There’s a small carousel holding a miniature set of the complete works of William Shakespeare—they’re tiny books no more than an inch or two wide, but every word is legible. That find, Ferverda said, is worth about $10,000.
The library is also home to the complete collection of Edward Curtis photographs—a turn-of-the-century photographer who captured iconic images of the American West and Native American culture, including the famous Apache warrior Geronimo.
It’s one of two known complete collections of original Edward Curtis photographs in existence.
One of the library’s former directors, Fred J. Reynolds, pieced the collection together over a period of years.
“What he did was get a pickup truck or a station wagon when he found out about an estate sale or an old book store that was going out of business,” Ferverda said. “He would go there and buy things he thought looked historical.”
The library gets its antiques and artifacts as they come available from various dealers and collectors, as well as donations from library patrons and estates. The pieces that cost the library money, Ferverda said, are partly paid for out of the library’s materials budget and supplemented with money from the Allen County Public Library Foundation.
“We try to be mindful and not extravagant with how we spend that money,” she said. “We try to get as many of these exceptional materials for the smallest amount that we have to pay.”
While access to the actual rare books and artifacts is limited, much of the material is available online for easy public access. A large portion of the Lincoln Collection—more than 13,000 books, newspapers, pamphlets and other documents, as well as more than 3,000 photographs—has been scanned and uploaded to the Web.
Digitization is done by Internet Archive, a nonprofit organization specializing in preservation and providing digital access to cultural artifacts. The branch at the ACPL is the only one of its kind in the Midwest, Ferverda said. The rest are on either coast or in countries like China.
“As of today, we’ve digitized 106,183 books at this center,” said Jeff Sharpe, the Midwest regional digitization coordinator for Internet Archive. “That’s 31,631,046 images since 2007.”
That’s a total of 62 terabytes of information digitized and uploaded to the Web since the process started seven years ago.
In addition to digitizing antique books and documents, Internet Archive also takes orders from library patrons and institutions, including American Printing House, the American Legion, Concordia and various universities. The library usually gets the bulk of its orders during the summer, Ferverda said, when schools are preparing for the upcoming term.

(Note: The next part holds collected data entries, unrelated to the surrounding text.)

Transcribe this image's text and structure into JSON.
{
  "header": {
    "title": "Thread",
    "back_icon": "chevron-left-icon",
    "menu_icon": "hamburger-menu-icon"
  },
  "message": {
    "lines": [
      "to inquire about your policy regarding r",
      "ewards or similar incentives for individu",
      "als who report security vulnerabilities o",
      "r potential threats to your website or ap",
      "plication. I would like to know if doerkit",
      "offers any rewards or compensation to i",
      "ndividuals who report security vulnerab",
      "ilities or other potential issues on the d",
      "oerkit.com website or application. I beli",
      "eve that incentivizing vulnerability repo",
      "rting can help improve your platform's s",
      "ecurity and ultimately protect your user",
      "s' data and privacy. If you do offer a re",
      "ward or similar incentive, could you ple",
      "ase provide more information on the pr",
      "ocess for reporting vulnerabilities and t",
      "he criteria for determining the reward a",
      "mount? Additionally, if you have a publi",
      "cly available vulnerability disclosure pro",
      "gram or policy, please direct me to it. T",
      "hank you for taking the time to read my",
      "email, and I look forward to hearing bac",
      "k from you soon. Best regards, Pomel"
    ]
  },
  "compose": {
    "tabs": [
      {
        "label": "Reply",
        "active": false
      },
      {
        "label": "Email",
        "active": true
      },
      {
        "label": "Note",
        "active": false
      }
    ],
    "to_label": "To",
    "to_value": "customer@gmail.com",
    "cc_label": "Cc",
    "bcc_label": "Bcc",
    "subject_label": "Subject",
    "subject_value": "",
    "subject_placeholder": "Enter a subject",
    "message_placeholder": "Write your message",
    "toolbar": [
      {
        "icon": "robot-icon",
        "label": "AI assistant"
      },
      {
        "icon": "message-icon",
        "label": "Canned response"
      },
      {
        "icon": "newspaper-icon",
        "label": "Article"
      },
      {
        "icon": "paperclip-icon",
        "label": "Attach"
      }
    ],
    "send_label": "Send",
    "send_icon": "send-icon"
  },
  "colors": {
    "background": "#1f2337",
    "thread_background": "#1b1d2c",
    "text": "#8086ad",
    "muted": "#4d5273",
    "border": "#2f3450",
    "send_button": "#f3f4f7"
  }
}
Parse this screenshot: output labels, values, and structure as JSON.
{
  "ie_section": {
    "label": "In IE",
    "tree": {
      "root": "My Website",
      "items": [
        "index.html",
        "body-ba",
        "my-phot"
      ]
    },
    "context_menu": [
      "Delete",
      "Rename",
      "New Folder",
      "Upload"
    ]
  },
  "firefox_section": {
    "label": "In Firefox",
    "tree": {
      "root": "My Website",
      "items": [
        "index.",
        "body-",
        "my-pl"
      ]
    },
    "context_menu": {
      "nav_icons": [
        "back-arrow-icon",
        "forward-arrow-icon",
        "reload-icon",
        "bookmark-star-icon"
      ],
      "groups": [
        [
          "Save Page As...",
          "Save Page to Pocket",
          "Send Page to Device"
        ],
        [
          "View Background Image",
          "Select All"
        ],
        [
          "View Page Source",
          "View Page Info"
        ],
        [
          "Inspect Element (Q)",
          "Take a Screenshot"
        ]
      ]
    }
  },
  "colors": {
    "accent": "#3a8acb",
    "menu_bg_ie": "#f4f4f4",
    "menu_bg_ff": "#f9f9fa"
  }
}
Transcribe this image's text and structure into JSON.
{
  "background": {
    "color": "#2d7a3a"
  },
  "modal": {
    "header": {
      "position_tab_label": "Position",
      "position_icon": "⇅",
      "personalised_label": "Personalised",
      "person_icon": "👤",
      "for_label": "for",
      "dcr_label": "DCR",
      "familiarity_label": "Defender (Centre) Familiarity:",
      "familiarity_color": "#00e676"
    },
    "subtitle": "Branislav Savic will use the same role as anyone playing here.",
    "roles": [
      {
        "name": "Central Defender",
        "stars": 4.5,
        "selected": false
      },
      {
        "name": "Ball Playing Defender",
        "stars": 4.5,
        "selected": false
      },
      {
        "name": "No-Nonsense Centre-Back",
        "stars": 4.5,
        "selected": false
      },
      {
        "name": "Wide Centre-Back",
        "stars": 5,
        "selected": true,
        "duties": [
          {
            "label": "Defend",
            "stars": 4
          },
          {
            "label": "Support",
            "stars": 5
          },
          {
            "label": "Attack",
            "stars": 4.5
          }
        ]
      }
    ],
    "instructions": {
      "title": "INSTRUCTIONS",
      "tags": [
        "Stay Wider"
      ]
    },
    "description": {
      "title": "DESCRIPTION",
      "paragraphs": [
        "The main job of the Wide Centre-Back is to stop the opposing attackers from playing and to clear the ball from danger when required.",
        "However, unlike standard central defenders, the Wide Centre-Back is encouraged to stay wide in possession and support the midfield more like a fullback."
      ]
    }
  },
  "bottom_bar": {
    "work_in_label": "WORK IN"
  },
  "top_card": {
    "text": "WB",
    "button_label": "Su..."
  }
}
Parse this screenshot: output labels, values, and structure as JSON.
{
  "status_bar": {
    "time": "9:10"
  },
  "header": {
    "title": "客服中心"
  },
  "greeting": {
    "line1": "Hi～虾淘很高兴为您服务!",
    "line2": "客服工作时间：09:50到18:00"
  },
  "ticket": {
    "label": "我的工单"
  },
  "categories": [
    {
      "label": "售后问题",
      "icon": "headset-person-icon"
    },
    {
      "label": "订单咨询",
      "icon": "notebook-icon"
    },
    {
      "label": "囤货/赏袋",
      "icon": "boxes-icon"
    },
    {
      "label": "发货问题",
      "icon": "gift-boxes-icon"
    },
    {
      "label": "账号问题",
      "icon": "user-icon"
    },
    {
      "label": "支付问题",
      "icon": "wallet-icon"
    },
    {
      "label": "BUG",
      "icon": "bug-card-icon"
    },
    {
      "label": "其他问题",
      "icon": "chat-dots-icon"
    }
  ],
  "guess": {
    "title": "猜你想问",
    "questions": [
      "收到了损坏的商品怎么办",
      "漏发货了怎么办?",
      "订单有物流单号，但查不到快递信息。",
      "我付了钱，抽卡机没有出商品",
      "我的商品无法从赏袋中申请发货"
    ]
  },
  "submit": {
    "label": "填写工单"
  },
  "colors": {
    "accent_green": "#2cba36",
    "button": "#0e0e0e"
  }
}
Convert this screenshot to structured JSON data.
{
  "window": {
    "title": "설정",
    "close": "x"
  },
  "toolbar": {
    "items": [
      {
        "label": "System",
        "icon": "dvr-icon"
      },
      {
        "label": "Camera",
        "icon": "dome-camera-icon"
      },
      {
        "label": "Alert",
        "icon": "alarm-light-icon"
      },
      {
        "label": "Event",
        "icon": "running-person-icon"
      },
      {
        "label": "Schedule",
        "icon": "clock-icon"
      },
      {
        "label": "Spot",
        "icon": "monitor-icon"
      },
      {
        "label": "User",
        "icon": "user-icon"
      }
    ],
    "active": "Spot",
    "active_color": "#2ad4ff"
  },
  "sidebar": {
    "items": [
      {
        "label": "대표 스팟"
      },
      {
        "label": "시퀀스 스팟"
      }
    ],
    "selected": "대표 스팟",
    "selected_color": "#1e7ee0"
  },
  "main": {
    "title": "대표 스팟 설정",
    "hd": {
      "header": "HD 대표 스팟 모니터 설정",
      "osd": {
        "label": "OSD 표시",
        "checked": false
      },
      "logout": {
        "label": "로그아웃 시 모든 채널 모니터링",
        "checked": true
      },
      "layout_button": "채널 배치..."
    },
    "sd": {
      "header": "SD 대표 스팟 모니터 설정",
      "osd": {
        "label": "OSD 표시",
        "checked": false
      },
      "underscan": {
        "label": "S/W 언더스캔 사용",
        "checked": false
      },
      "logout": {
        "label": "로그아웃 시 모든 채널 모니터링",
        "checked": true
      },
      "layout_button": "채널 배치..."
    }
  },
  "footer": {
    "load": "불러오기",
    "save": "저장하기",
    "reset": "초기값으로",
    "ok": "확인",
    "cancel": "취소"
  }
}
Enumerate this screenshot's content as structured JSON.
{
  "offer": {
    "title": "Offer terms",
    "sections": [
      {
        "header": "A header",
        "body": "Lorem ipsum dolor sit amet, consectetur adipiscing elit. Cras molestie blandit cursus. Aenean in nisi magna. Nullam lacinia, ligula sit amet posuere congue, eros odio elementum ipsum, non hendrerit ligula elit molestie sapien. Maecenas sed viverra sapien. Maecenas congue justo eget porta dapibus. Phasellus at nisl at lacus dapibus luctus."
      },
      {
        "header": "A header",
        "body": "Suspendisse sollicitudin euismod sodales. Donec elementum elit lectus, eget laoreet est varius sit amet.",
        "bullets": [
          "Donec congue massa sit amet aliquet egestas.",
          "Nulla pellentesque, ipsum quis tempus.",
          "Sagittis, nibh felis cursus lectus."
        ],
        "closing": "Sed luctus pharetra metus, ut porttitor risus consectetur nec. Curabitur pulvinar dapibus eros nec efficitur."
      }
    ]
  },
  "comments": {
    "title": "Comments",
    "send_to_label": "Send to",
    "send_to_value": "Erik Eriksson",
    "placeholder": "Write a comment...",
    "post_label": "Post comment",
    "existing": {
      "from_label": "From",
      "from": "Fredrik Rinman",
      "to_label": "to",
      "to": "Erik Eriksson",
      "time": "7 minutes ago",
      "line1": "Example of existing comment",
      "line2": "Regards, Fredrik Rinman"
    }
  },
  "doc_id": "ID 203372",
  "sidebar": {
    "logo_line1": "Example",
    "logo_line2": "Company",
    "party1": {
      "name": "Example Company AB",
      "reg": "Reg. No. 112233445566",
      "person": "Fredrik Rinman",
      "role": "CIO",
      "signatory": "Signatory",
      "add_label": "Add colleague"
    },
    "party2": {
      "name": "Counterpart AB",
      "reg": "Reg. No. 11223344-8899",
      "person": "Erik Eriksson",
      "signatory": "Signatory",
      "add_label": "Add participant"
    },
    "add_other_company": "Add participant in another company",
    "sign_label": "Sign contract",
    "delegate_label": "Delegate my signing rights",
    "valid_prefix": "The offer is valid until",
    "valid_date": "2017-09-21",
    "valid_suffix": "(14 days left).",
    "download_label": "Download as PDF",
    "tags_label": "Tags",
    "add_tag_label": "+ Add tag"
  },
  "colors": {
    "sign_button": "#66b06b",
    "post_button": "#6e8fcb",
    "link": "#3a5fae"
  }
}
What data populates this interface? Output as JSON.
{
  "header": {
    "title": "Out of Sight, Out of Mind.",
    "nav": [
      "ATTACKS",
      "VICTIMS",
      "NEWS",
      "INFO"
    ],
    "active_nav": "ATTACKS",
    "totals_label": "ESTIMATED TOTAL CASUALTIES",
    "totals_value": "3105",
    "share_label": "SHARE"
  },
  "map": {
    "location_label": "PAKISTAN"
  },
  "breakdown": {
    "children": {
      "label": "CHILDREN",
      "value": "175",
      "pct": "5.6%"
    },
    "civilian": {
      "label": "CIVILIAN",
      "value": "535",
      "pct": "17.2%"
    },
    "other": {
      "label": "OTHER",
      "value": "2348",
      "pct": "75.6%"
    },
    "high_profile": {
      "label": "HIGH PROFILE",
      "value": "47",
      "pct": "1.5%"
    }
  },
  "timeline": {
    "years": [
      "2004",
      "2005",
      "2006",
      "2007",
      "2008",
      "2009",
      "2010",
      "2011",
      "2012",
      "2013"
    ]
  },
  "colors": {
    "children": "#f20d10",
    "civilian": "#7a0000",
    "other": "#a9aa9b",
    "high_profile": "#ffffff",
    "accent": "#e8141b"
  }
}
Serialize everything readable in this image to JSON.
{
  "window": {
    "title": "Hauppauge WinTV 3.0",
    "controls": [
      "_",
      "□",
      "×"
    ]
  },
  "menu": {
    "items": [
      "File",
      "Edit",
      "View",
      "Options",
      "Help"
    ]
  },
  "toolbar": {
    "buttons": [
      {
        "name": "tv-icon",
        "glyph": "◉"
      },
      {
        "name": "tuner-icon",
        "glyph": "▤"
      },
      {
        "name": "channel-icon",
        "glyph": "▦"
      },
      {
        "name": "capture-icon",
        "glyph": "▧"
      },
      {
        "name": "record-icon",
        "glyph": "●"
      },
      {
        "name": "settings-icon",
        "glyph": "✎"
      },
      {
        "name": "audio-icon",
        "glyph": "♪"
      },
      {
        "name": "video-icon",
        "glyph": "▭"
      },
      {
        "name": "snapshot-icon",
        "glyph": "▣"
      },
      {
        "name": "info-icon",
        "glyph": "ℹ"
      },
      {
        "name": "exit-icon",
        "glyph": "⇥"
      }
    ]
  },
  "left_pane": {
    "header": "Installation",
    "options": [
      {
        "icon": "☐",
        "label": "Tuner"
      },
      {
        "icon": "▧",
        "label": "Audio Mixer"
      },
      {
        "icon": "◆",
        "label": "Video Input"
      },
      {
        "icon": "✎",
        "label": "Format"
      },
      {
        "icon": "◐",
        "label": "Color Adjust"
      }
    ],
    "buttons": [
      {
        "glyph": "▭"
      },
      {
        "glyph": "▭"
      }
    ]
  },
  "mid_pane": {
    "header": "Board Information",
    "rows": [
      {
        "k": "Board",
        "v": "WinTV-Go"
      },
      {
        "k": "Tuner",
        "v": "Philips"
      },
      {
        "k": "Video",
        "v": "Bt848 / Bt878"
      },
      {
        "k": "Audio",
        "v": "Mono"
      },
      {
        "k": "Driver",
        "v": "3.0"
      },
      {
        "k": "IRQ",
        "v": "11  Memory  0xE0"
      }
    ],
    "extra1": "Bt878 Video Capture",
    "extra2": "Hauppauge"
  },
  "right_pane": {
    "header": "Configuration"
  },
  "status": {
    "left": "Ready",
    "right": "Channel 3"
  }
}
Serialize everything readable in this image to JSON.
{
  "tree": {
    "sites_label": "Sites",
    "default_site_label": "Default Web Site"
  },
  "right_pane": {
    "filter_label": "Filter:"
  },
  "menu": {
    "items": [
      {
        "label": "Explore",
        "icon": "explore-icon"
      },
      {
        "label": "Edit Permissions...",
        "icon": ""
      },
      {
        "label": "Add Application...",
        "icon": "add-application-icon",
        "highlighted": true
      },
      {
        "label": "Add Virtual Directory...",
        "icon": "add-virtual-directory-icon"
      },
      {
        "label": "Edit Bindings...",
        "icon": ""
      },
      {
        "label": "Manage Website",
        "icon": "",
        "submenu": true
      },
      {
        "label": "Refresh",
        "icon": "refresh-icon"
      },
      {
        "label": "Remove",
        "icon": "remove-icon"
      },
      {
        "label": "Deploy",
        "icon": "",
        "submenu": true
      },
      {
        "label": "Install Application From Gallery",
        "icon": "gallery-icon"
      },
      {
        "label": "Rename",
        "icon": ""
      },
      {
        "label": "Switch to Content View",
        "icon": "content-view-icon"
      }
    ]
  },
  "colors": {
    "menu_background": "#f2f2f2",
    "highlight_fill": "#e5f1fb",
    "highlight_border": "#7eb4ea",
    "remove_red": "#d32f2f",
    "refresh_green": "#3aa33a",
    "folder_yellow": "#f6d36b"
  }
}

“We scan for more than 250 different partners here,” Sharpe said. “Mostly university libraries.”
Orders cost about 10 cents per page and are uploaded to the Internet within 24 hours.
“(The technicians) really know how to do this quickly and carefully,” Ferverda said.
There are also six family history volunteers from FamilySearch, which is operated by the Church of Jesus Christ of Latter-day Saints, who upload between 150,000 and 200,000 images a month as part of its genealogy efforts. Sharpe described the relationship as “win-win-win” for the library, FamilySearch and Internet Archive.
“We get more knowledge into our system, FamilySearch gets more information for its genealogy service, and the library gets more material for its database,” Sharpe said. “Universal access to all knowledge is our motto.”